The front door is in the center of the façade even though the design is asymmetrical. The front porch is a recreation of the original, which had been altered before the 1950s. In the alteration, the porch roof was made smaller and the wooden structure, including the posts, was removed and replaced with a small concrete staircase and stoop with iron railings. This drastic altering of a façade was probably necessitated by poor maintenance and care of the home during the Depression years. Wooden homes take care and continual maintenance and porches are quite vulnerable in the brutal Chicago winters.

The present owners took up the challenge of recreating the front porch using the existing roof. They were able to give the home new life through the construction of this modified front porch. The pillars are simplified posts with decorative grooves. The railings are in keeping with the modified Queen Anne style of the home.
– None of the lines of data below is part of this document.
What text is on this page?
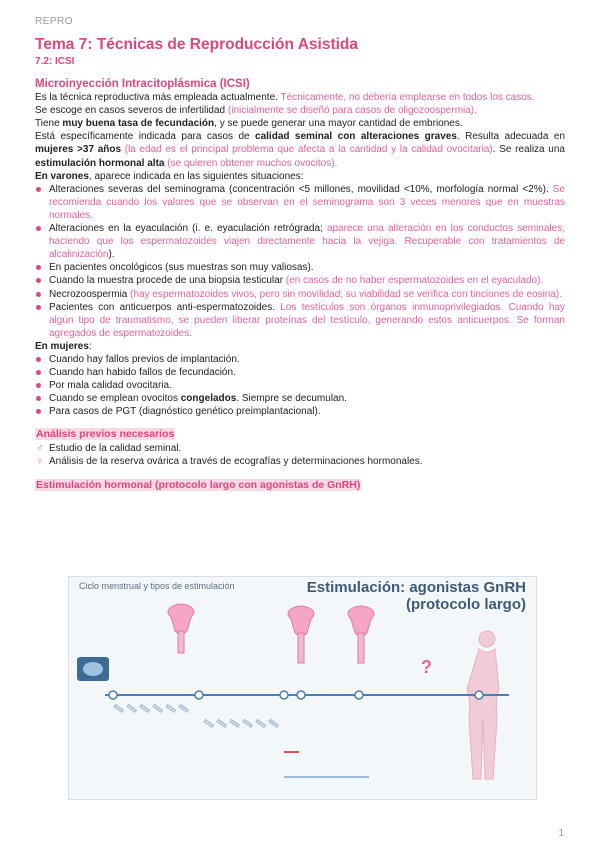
REPRO
Tema 7: Técnicas de Reproducción Asistida
7.2: ICSI
Microinyección Intracitoplásmica (ICSI)

Es la técnica reproductiva más empleada actualmente. Técnicamente, no debería emplearse en todos los casos.

Se escoge en casos severos de infertilidad (inicialmente se diseñó para casos de oligozoospermia).

Tiene muy buena tasa de fecundación, y se puede generar una mayor cantidad de embriones.

Está específicamente indicada para casos de calidad seminal con alteraciones graves. Resulta adecuada en mujeres >37 años (la edad es el principal problema que afecta a la cantidad y la calidad ovocitaria). Se realiza una estimulación hormonal alta (se quieren obtener muchos ovocitos).

En varones, aparece indicada en las siguientes situaciones:

Alteraciones severas del seminograma (concentración <5 millones, movilidad <10%, morfología normal <2%). Se recomienda cuando los valores que se observan en el seminograma son 3 veces menores que en muestras normales.
Alteraciones en la eyaculación (i. e. eyaculación retrógrada; aparece una alteración en los conductos seminales, haciendo que los espermatozoides viajen directamente hacia la vejiga. Recuperable con tratamientos de alcalinización).
En pacientes oncológicos (sus muestras son muy valiosas).
Cuando la muestra procede de una biopsia testicular (en casos de no haber espermatozoides en el eyaculado).
Necrozoospermia (hay espermatozoides vivos, pero sin movilidad; su viabilidad se verifica con tinciones de eosina).
Pacientes con anticuerpos anti-espermatozoides. Los testículos son órganos inmunoprivilegiados. Cuando hay algún tipo de traumatismo, se pueden liberar proteínas del testículo, generando estos anticuerpos. Se forman agregados de espermatozoides.

En mujeres:

Cuando hay fallos previos de implantación.
Cuando han habido fallos de fecundación.
Por mala calidad ovocitaria.
Cuando se emplean ovocitos congelados. Siempre se decumulan.
Para casos de PGT (diagnóstico genético preimplantacional).
Análisis previos necesarios
♂ Estudio de la calidad seminal.
♀ Análisis de la reserva ovárica a través de ecografías y determinaciones hormonales.
Estimulación hormonal (protocolo largo con agonistas de GnRH)
Ciclo menstrual y tipos de estimulación	Estimulación: agonistas GnRH
(protocolo largo)
?
1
Now, with this replacement front porch, the home looks much more like the original than it has for the previous 50 years.
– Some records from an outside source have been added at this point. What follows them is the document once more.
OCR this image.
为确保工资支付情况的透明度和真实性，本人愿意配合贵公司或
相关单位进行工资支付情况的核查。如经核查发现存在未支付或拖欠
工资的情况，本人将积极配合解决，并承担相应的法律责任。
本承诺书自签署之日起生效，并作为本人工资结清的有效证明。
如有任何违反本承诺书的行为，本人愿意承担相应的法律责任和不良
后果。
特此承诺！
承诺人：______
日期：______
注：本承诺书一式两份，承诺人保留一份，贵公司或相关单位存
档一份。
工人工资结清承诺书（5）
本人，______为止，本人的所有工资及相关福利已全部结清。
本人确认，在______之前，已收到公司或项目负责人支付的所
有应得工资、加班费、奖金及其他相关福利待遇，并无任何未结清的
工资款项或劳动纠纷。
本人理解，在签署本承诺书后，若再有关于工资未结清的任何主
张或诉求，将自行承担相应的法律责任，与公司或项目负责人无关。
As you enter the home, you notice the beautiful beveled glass on the front door. It shows a more modern sense of design than the age of the home indicates. Once in the reception hall you will see several unique features of the home. First, the imposing brick fireplace which reaches floor to ceiling draws your eye. Because of the way it is fitted in the ceiling molding, it appears to be an addition to the home. We can guess that the home was drafty and the fireplace offered a way to supplement the existing heat. The reception hall opens into the living room through a wide entrance creating the feeling of a larger room. The woodwork is golden oak with a quartersawn oak floor. At the back of the reception hall is a small door, once the entrance to the basement. There is one finished room in the basement, but this small entrance must have made it difficult to use. It probably prompted the addition on the back of the home which accommodated a staircase to the basement and the back yard. Facing the front porch in the reception hall is a beautiful, large stained glass window. The design is radial with a crystal center piece. It is similar to the glass in several area homes but has a unique design.
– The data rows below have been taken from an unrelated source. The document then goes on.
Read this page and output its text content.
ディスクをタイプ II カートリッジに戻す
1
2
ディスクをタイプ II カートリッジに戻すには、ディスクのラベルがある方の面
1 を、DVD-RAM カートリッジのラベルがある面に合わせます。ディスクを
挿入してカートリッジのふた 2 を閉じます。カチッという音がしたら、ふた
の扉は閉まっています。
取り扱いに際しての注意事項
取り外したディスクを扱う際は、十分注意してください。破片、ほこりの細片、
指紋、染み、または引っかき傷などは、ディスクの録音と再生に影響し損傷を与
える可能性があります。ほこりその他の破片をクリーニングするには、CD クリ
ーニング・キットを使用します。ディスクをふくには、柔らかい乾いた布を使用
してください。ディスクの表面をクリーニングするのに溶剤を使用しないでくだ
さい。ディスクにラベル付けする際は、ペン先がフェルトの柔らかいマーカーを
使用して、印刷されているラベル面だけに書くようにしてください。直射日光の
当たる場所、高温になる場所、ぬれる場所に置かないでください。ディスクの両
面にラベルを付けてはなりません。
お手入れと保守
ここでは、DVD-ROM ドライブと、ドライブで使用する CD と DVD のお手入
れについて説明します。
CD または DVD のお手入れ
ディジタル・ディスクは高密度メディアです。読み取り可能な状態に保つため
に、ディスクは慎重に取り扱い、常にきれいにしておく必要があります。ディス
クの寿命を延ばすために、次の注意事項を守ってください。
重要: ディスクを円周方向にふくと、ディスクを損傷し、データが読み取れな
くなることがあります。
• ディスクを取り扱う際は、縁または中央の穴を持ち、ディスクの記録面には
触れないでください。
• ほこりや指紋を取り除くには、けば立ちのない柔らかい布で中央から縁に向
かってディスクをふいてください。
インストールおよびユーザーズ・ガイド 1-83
The living room is long and seems to divide into two sections. The framing of the entrance way is curved on the inside, while the crown moldings above have egg and dart details. This kind of detailing was manufactured in the 1890s and readily available for home construction for the new middle class. It is used throughout the home. The back section of the living room has a small bay. All the wall sconces were original to the home. They are electric and do not appear to have been gas originally. J.L. Cochran advertised his new suburb as being fully electrified. This home and the others built in 1898 had electricity, though not of the wattage or quality we have today.

The living room opens into the dining room through a doorway with an oak, five-paneled pocket door. The dining room has a beautiful stained glass window in warm, intense colors. On the north side of the room once stood a built in oak china hutch. This was removed by a previous owner. The chandelier is new, a custom creation from the bronze artist Lawrence Grown of Berkley, California. It combines the elegance of the new with the craftsmanship of the old.

Off the dining room, through the unique French doors, is a sun porch, part of the addition on the back of the home. From the sun porch you will enter the kitchen right next to the staircase to the backyard. In the kitchen, you will see the configuration created by the staircase. A cozy eating area is situated away from the work area. The floor is called a Pergo Swedish floor, a kind of floating floor that is more flexible than tiles or wood nailed to a subflooring. Off the kitchen is a full bath added in the area that probably held a butler’s pantry or perhaps another entrance to the staircase to the second floor. As you climb the staircase to the second floor you notice that it is quite narrow. On the second floor, you will see one room. The woodwork is old pine and the floors are pine, tongue and groove. There is a full staircase to the third floor where there was a servant’s room in an unfinished attic.

This home is unique in the Lakewood Balmoral area, though we haven’t discovered the name of the architect. It is not one of J.L. Cochran’s designs and there is no similar home in the area.